8
Ellis dalam Bernard, 2013, menekankan bahwa menilai harga diri individu dalam konteks perbuatan atau tindakan baiknya, hanya akan
berdampak pada penghargaan diri yang sementara dan rapuh. Afirmasi nilai manusia semestinya melihat manusia lebih dari sekedar perilakunya.
Menghargai diri dalam konteks kemanusiaan dan keberadaannya adalah solusi logis bagi esensi harga diri manusia.
2.1.3 Definisi Penerimaan Diri
Ellis dalam Richard et al., 2011, mengemukakan konsep penerimaan diri dengan istilah Unconditional Self-Acceptance USA.

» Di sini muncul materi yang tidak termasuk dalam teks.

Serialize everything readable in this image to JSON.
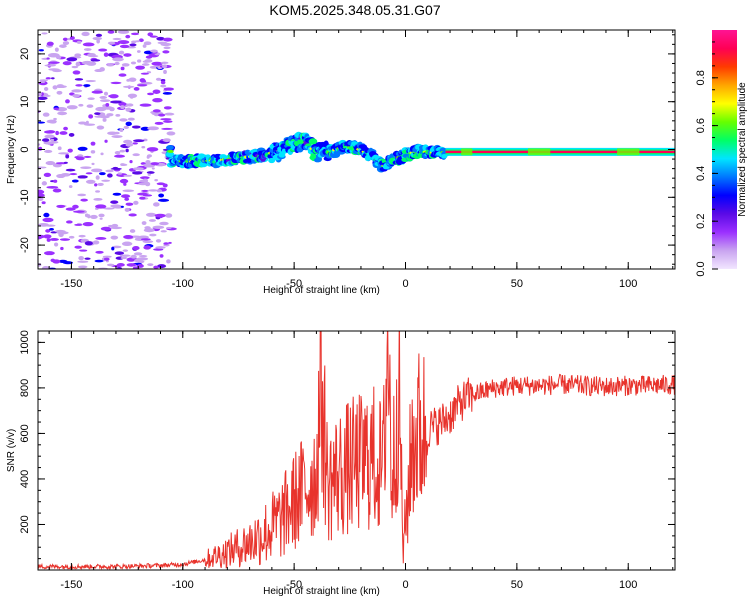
{
  "title": "KOM5.2025.348.05.31.G07",
  "chart_data": [
    {
      "type": "heatmap",
      "name": "spectrogram",
      "xlabel": "Height of straight line (km)",
      "ylabel": "Frequency (Hz)",
      "xlim": [
        -165,
        121
      ],
      "ylim": [
        -25,
        25
      ],
      "xticks": [
        -150,
        -100,
        -50,
        0,
        50,
        100
      ],
      "yticks": [
        -20,
        -10,
        0,
        10,
        20
      ],
      "colorbar": {
        "label": "Normalized spectral amplitude",
        "range": [
          0,
          1
        ],
        "ticks": [
          "0.0",
          "0.2",
          "0.4",
          "0.6",
          "0.8"
        ],
        "colors": [
          "#f2e6ff",
          "#c9a4f0",
          "#9b30ff",
          "#5a0ae6",
          "#0000ff",
          "#0077ff",
          "#00e5ff",
          "#00ff66",
          "#66ff00",
          "#ffff00",
          "#ffa500",
          "#ff3b00",
          "#ff0055",
          "#ff1493"
        ]
      },
      "ridge_frequency_hz": [
        {
          "x": -105,
          "y": -2.5
        },
        {
          "x": -95,
          "y": -2.5
        },
        {
          "x": -85,
          "y": -2.3
        },
        {
          "x": -75,
          "y": -1.8
        },
        {
          "x": -65,
          "y": -1.2
        },
        {
          "x": -58,
          "y": -0.5
        },
        {
          "x": -52,
          "y": 0.8
        },
        {
          "x": -46,
          "y": 2.0
        },
        {
          "x": -40,
          "y": -0.6
        },
        {
          "x": -34,
          "y": -0.5
        },
        {
          "x": -28,
          "y": 0.5
        },
        {
          "x": -22,
          "y": 0.3
        },
        {
          "x": -16,
          "y": -1.0
        },
        {
          "x": -10,
          "y": -3.5
        },
        {
          "x": -5,
          "y": -2.0
        },
        {
          "x": 0,
          "y": -1.2
        },
        {
          "x": 5,
          "y": -0.4
        },
        {
          "x": 12,
          "y": -0.6
        },
        {
          "x": 20,
          "y": -0.6
        },
        {
          "x": 50,
          "y": -0.5
        },
        {
          "x": 80,
          "y": -0.5
        },
        {
          "x": 121,
          "y": -0.4
        }
      ]
    },
    {
      "type": "line",
      "name": "snr",
      "xlabel": "Height of straight line (km)",
      "ylabel": "SNR (v/v)",
      "xlim": [
        -165,
        121
      ],
      "ylim": [
        0,
        1050
      ],
      "xticks": [
        -150,
        -100,
        -50,
        0,
        50,
        100
      ],
      "yticks": [
        200,
        400,
        600,
        800,
        1000
      ],
      "color": "#e8332c",
      "series": [
        {
          "name": "SNR",
          "x": [
            -165,
            -150,
            -130,
            -110,
            -100,
            -90,
            -80,
            -70,
            -62,
            -55,
            -50,
            -45,
            -40,
            -38,
            -35,
            -30,
            -25,
            -20,
            -15,
            -10,
            -8,
            -6,
            -3,
            -1,
            0,
            3,
            6,
            10,
            15,
            20,
            25,
            30,
            40,
            50,
            60,
            70,
            80,
            90,
            100,
            110,
            121
          ],
          "y": [
            15,
            15,
            15,
            20,
            25,
            45,
            80,
            120,
            170,
            230,
            300,
            360,
            420,
            840,
            380,
            420,
            450,
            470,
            500,
            440,
            1030,
            380,
            830,
            70,
            200,
            560,
            600,
            620,
            640,
            680,
            740,
            770,
            800,
            810,
            810,
            815,
            810,
            805,
            810,
            810,
            815
          ]
        }
      ]
    }
  ]
}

USA adalah solusi logis bagi disfungsi emosi yang timbul akibat penilaian individu terhadap dirinya. Ellis menjelaskan lebih lanjut fondasi dasar
hidup rasional adalah individu berhenti menilai perilakunya, namun sepenuhnya menerima diri yaitu eksistensi diri dan kemanusiaannya.
Selanjutnya Ellis dalam Bernard et al., 2013, merumuskan penerimaan diri dengan lebih spesifik yaitu 1 individu sepenuhnya dan
tak bersyarat menerima diri baik ketika individu mampu berperilaku cerdas, tepat, dan sempurna atau tidak; baik orang lain mengakui,
menghargai dan mencintainya atau tidak, 2 Individu adalah manusia yang rentan berbuat salah, dan memiliki kekurangan, 3 Individu tidak memberi
penilaian negatif atau positif terhadap harga diri secara menyeluruh, dan 4 Individu adalah pribadi yang berharga hanya karena individu ada di dunia
meskipun individu melakukan kesalahan. Individu kehilangan harganya apabila individu tersebut mati.
9
Namun Ellis menggaris bawahi bahwa bukan berarti perilaku individu tidak boleh dievaluasi atau mengabaikan kekurangan dan
kelemahan individu. USA membebaskan individu menilai sifat dan tindakannya, serta menjadikan penilaian itu sebagai pendorong perubahan
diri, tapi penilaian tidak untuk ditujukan ke diri individu atau esensi diri individu. USA fokus pada satu tindakan dan menggunakannya untuk
mencapai perilaku yang diharapkan di masa depan tanpa dibingungkan oleh pemikiran-pemikiran mengenai diri sebagai sebuah kesatuan global.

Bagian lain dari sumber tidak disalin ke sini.